C’est que la plupart de ces organismes font depuis quelques mois une « grève du loyer » afin d’accentuer la pression sur Québec pour obtenir une enveloppe de financement récurrent qui leur permettrait de rester dans leurs locaux à long terme.
« Nous n’avons toujours pas reçu le financement promis par le [ministère de l’Éducation] pour honorer le loyer et nous ne pouvons pas payer le CSSDM. Le ministre et le CSSDM sont au courant qu’il s’agit d’une embûche », déplore Xavier Philippe-Beauchamp, porte-parole du collectif InterCEP, qui regroupe plusieurs centres d’éducation populaire à Montréal.
L’éducation populaire « en danger »
Selon M. Philippe-Beauchamp, la mise en demeure du CSSDM a été envoyée au lendemain d’une rencontre avec le ministre de l’Éducation, Bernard Drainville, durant laquelle « aucune solution n’a été dégagée ».
« Il n’y a rien qui est proposé. Et pendant ce temps, pour 200 000 $, ils sont en train de mettre en danger l’éducation populaire à Montréal », déplore-t-il, craignant que des groupes doivent « piger dans leurs ressources déjà fragilisées » pour payer le CSSDM si Québec n’intervient pas.
On ne comprend pas que ça ne soit pas possible d’avoir une vision à long terme. Ce qu’on demande, c’est une subvention d’environ 1,1 million par année, alors que le Ministère a un budget de 2 milliards.
Xavier Philippe-Beauchamp, porte-parole d’InterCEP
En août, La Presse révélait l’existence d’un mémoire de la Ville de Montréal selon lequel une cinquantaine d’avis d’éviction ont été envoyés à des organismes communautaires dans la dernière année. Ces avis ciblent 13 bâtiments scolaires appartenant au CSSDM.
« Fermer, ça voudrait dire qu’environ 300 familles n’auront plus de soutien alimentaire. […] Ça serait une catastrophe », s’était inquiétée la directrice du Pavillon d’éducation communautaire Hochelaga-Maisonneuve, Martha Ortiz, dont le groupe est visé par un avis d’éviction.
Dès novembre 2022, le CSSDM avait fait savoir qu’il ne souhaitait plus gérer d’immeubles qu’il n’utilise pas pour les écoles.
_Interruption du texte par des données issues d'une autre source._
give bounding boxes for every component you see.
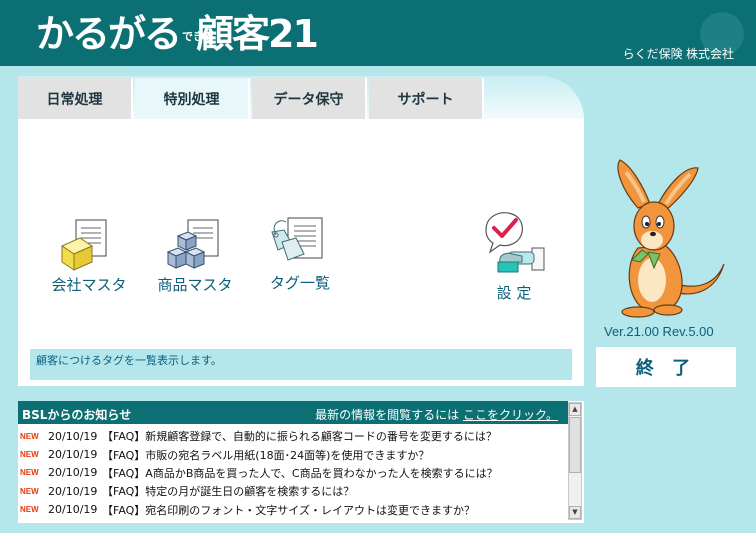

« Poursuivre notre travail »
Par écrit, la ministre responsable de la Solidarité sociale et de l’Action communautaire, Chantal Rouleau, réitère qu’elle est « sensible à l’enjeu des organismes communautaires locataires du CSSDM ».
« Je travaille avec mes collègues des autres ministères concernés pour accompagner les organismes touchés par cette situation. Nous explorons toutes les possibilités et avons tenu plusieurs rencontres fructueuses à ce jour. Nous allons poursuivre notre travail », s’est-elle limitée à dire.